Oracle Corp has filed a lawsuit against Google Inc., in the US, alleging patent and copyright infringement in the development of the popular Android smartphone software, which uses portions of Java technology.
Oracle acquired Java through its $5.6 billion purchase of Sun Microsystems earlier this year, and claims Google knowingly, directly and repeatedly infringed its Java-related intellectual property in developing Android.
Google Chief Executive, Eric Schmidt, revealed at a conference earlier this month that about 200,000 smartphones and other devices based on the Android operating system are sold each day. A report by Gartner, published yesterday, also showed that the Android OS overtook Apple’s iPhone OS to become the third most popular OS in the world in the second quarter of this year, and also overtook RIM’s OS to take the number one spot in the US market.
According to Reuters, the suit against Google is seen by analysts as a signal that Oracle intends to be more aggressive in seeking licensees for Java, a technology that is used in many types of Internet-based products.
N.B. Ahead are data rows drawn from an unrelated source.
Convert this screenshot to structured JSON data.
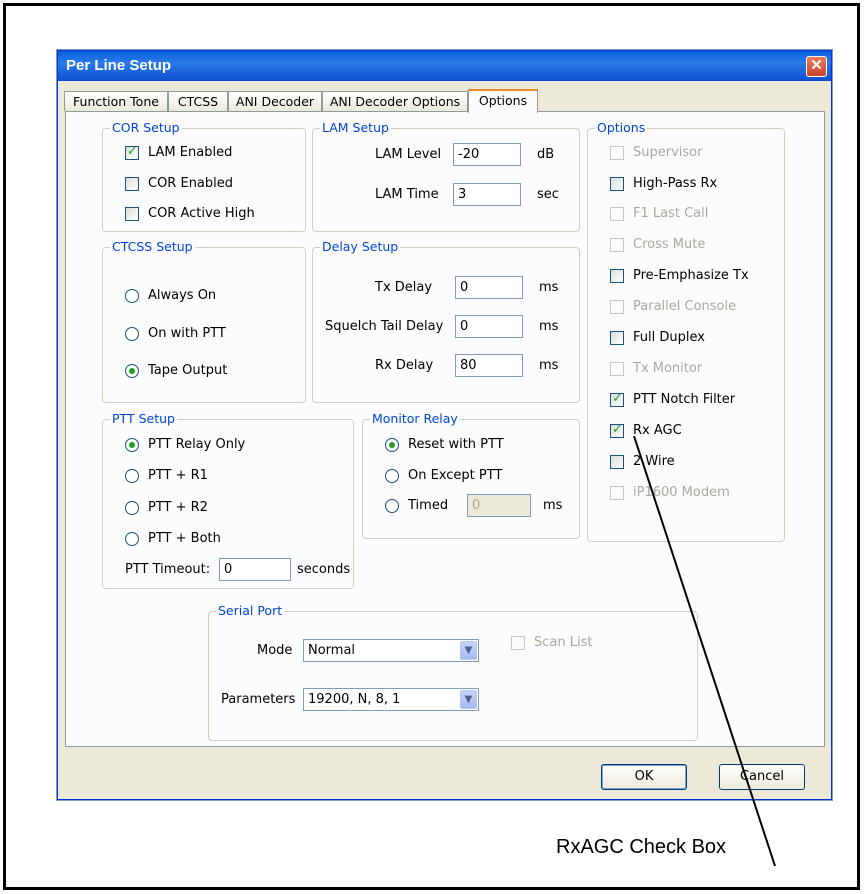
{
  "window": {
    "title": "Per Line Setup",
    "close_glyph": "✕"
  },
  "tabs": [
    "Function Tone",
    "CTCSS",
    "ANI Decoder",
    "ANI Decoder Options",
    "Options"
  ],
  "active_tab": "Options",
  "cor_setup": {
    "title": "COR Setup",
    "items": [
      {
        "label": "LAM Enabled",
        "checked": true
      },
      {
        "label": "COR Enabled",
        "checked": false
      },
      {
        "label": "COR Active High",
        "checked": false
      }
    ]
  },
  "lam_setup": {
    "title": "LAM Setup",
    "level_label": "LAM Level",
    "level_value": "-20",
    "level_unit": "dB",
    "time_label": "LAM Time",
    "time_value": "3",
    "time_unit": "sec"
  },
  "ctcss_setup": {
    "title": "CTCSS Setup",
    "options": [
      "Always On",
      "On with PTT",
      "Tape Output"
    ],
    "selected": "Tape Output"
  },
  "delay_setup": {
    "title": "Delay Setup",
    "tx_label": "Tx Delay",
    "tx_value": "0",
    "tx_unit": "ms",
    "squelch_label": "Squelch Tail Delay",
    "squelch_value": "0",
    "squelch_unit": "ms",
    "rx_label": "Rx Delay",
    "rx_value": "80",
    "rx_unit": "ms"
  },
  "ptt_setup": {
    "title": "PTT Setup",
    "options": [
      "PTT Relay Only",
      "PTT + R1",
      "PTT + R2",
      "PTT + Both"
    ],
    "selected": "PTT Relay Only",
    "timeout_label": "PTT Timeout:",
    "timeout_value": "0",
    "timeout_unit": "seconds"
  },
  "monitor_relay": {
    "title": "Monitor Relay",
    "options": [
      "Reset with PTT",
      "On Except PTT",
      "Timed"
    ],
    "selected": "Reset with PTT",
    "timed_value": "0",
    "timed_unit": "ms"
  },
  "options": {
    "title": "Options",
    "items": [
      {
        "label": "Supervisor",
        "checked": false,
        "enabled": false
      },
      {
        "label": "High-Pass Rx",
        "checked": false,
        "enabled": true
      },
      {
        "label": "F1 Last Call",
        "checked": false,
        "enabled": false
      },
      {
        "label": "Cross Mute",
        "checked": false,
        "enabled": false
      },
      {
        "label": "Pre-Emphasize Tx",
        "checked": false,
        "enabled": true
      },
      {
        "label": "Parallel Console",
        "checked": false,
        "enabled": false
      },
      {
        "label": "Full Duplex",
        "checked": false,
        "enabled": true
      },
      {
        "label": "Tx Monitor",
        "checked": false,
        "enabled": false
      },
      {
        "label": "PTT Notch Filter",
        "checked": true,
        "enabled": true
      },
      {
        "label": "Rx AGC",
        "checked": true,
        "enabled": true
      },
      {
        "label": "2 Wire",
        "checked": false,
        "enabled": true
      },
      {
        "label": "iP1600 Modem",
        "checked": false,
        "enabled": false
      }
    ]
  },
  "serial_port": {
    "title": "Serial Port",
    "mode_label": "Mode",
    "mode_value": "Normal",
    "scan_list_label": "Scan List",
    "parameters_label": "Parameters",
    "parameters_value": "19200, N, 8, 1"
  },
  "buttons": {
    "ok": "OK",
    "cancel": "Cancel"
  },
  "callout": {
    "text": "RxAGC Check Box"
  },
  "colors": {
    "title_bar": "#0a5fdc",
    "group_title": "#0046d5",
    "check_mark": "#21a121",
    "dialog_bg": "#ece9d8"
  },
  "icons": {
    "dropdown": "chevron-down-icon",
    "close": "close-icon"
  }
}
Oracle Chief Executive Larry Ellison has said he views the Java software as a key asset, pointing to its use in a variety of electronic devices, from PCs to DVD players.
“Sun’s corporate philosophy was obviously very different from Oracle’s in terms of enforcing the Java patents,” said Edward Reines, an IP litigator at Weil Gotshall who is involved in separate patent litigation against Oracle.
A Google spokesman said he could not comment on the lawsuit as the company had not had a chance to review it yet.